Panel Paper:
Responding to Repeated Quality Signals: Evidence from a Policy to End Teacher Tenure
Thursday, November 3, 2016
:
3:40 PM
Columbia 6 (Washington Hilton)
*Names in bold indicate Presenter
Signals of quality are routine in many professions, yet we are still learning about how individuals respond to their own signals when making supply-side employment decisions. In this study, we measure the employment response of public school teachers to well-defined signals of quality before and after those signals are credibly tied to demand-side employment considerations. Specifically, we study whether teachers receiving a signal of their quality decide to exit a public school system immediately following a credible threat that tenure protection is ending. We do this by exploiting continuous measures of performance that are used to determine sharp designations as a low-, medium-, or high-performing teacher, along with the passage of a law ending tenure protection in North Carolina. This allows for a granular difference-in-differences approach along the dimension of the continuous quality signal. Preliminary estimates find that both low- and high-performing teachers are more likely to exit the public school system, but there are important differences in response.

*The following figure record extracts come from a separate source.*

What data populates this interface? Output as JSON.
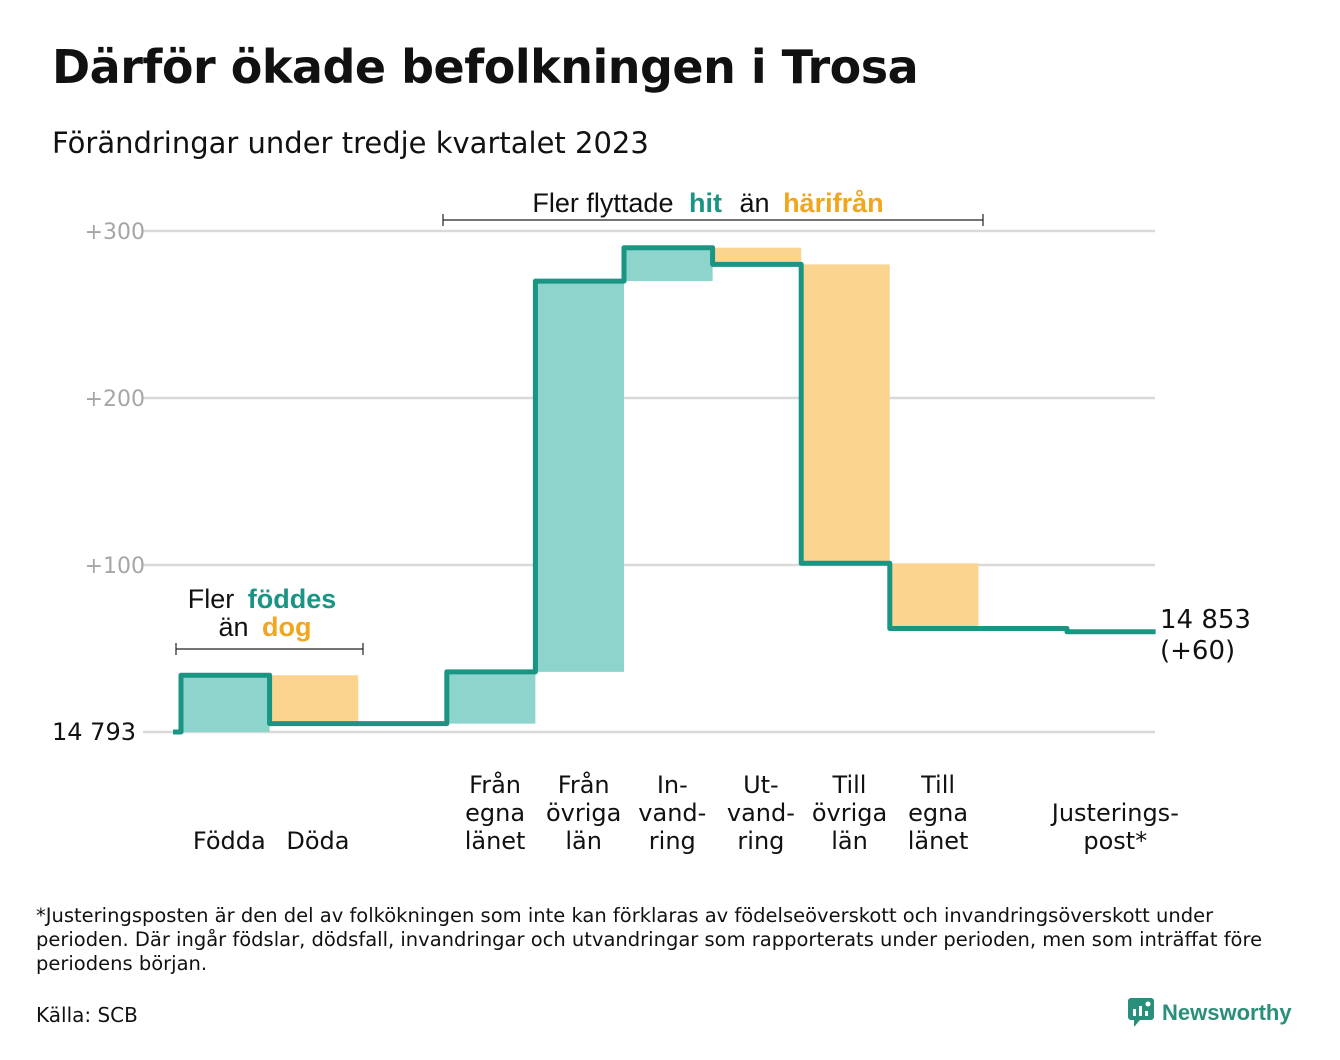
{
  "title": "Därför ökade befolkningen i Trosa",
  "subtitle": "Förändringar under tredje kvartalet 2023",
  "colors": {
    "increase_fill": "#8dd5cc",
    "decrease_fill": "#fbd58f",
    "line": "#1a9483",
    "teal_text": "#1a9483",
    "orange_text": "#f2a51e",
    "grid": "#d9d9d9",
    "tick": "#a6a6a6"
  },
  "annotations": {
    "births_deaths": {
      "prefix": "Fler",
      "highlight1": "föddes",
      "middle": "än",
      "highlight2": "dog"
    },
    "migration": {
      "prefix": "Fler flyttade",
      "highlight1": "hit",
      "middle": "än",
      "highlight2": "härifrån"
    }
  },
  "footnote": "*Justeringsposten är den del av folkökningen som inte kan förklaras av födelseöverskott och invandringsöverskott under perioden. Där ingår födslar, dödsfall, invandringar och utvandringar som rapporterats under perioden, men som inträffat före periodens början.",
  "source": "Källa: SCB",
  "logo": {
    "text": "Newsworthy",
    "icon": "newsworthy-logo-icon"
  },
  "chart_data": {
    "type": "waterfall",
    "start_label": "14  793",
    "start_value": 14793,
    "end_label_line1": "14 853",
    "end_label_line2": "(+60)",
    "y_ticks": [
      {
        "value": 100,
        "label": "+100"
      },
      {
        "value": 200,
        "label": "+200"
      },
      {
        "value": 300,
        "label": "+300"
      }
    ],
    "ylim": [
      0,
      310
    ],
    "steps": [
      {
        "label": [
          "Födda"
        ],
        "delta": 34,
        "kind": "increase"
      },
      {
        "label": [
          "Döda"
        ],
        "delta": -29,
        "kind": "decrease"
      },
      {
        "label": [],
        "delta": 0,
        "kind": "none"
      },
      {
        "label": [
          "Från",
          "egna",
          "länet"
        ],
        "delta": 31,
        "kind": "increase"
      },
      {
        "label": [
          "Från",
          "övriga",
          "län"
        ],
        "delta": 234,
        "kind": "increase"
      },
      {
        "label": [
          "In-",
          "vand-",
          "ring"
        ],
        "delta": 20,
        "kind": "increase"
      },
      {
        "label": [
          "Ut-",
          "vand-",
          "ring"
        ],
        "delta": -10,
        "kind": "decrease"
      },
      {
        "label": [
          "Till",
          "övriga",
          "län"
        ],
        "delta": -179,
        "kind": "decrease"
      },
      {
        "label": [
          "Till",
          "egna",
          "länet"
        ],
        "delta": -39,
        "kind": "decrease"
      },
      {
        "label": [],
        "delta": 0,
        "kind": "none"
      },
      {
        "label": [
          "Justerings-",
          "post*"
        ],
        "delta": -2,
        "kind": "adjustment"
      }
    ]
  }
}
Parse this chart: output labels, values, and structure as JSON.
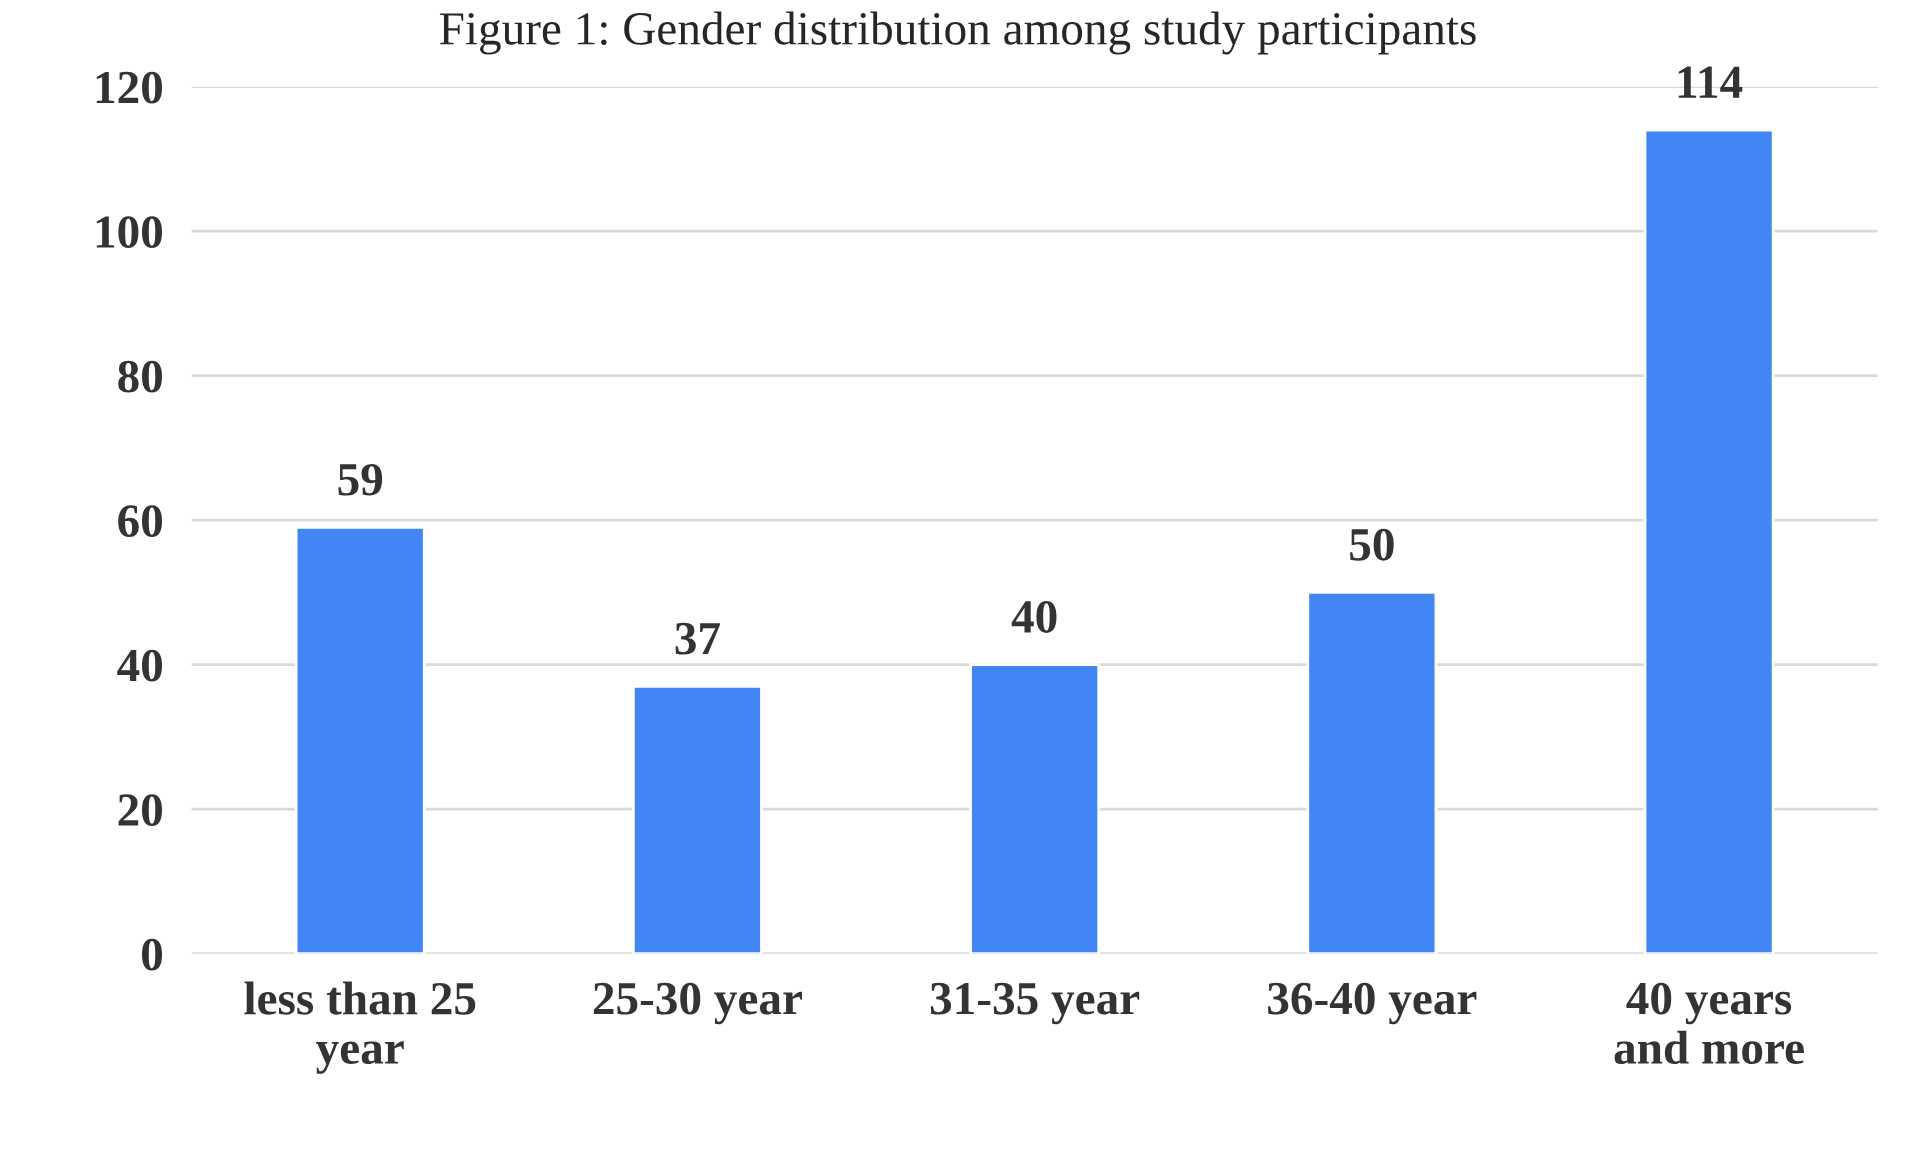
{
  "chart_data": {
    "type": "bar",
    "title": "Figure 1: Gender distribution among study participants",
    "categories": [
      "less than 25\nyear",
      "25-30 year",
      "31-35 year",
      "36-40 year",
      "40 years\nand more"
    ],
    "values": [
      59,
      37,
      40,
      50,
      114
    ],
    "color": "#4285f4",
    "ylim": [
      0,
      120
    ],
    "yticks": [
      0,
      20,
      40,
      60,
      80,
      100,
      120
    ],
    "grid": "y",
    "data_labels": true
  }
}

Of those with less than three years experience, high-performing teachers are more likely to leave. Across grade levels, high-performing high-school teachers are more likely to leave while low-performing elementary school teachers are more likely to leave. Given the widespread implementation of tenure protections in the United States, these findings provide valuable insight for agencies looking to restructure teacher tenure laws. In addition to the topical contributions, this work highlights important considerations for research related to measuring responses to repeated signals that are tied to sharp designations. Specifically, we discuss how responses to these signals deviate from traditional conceptions of regression discontinuity designs, and demonstrate how the granular difference-in-differences approach allows for the identification of behavioral responses when agents can respond to both continuous and discrete signals of quality.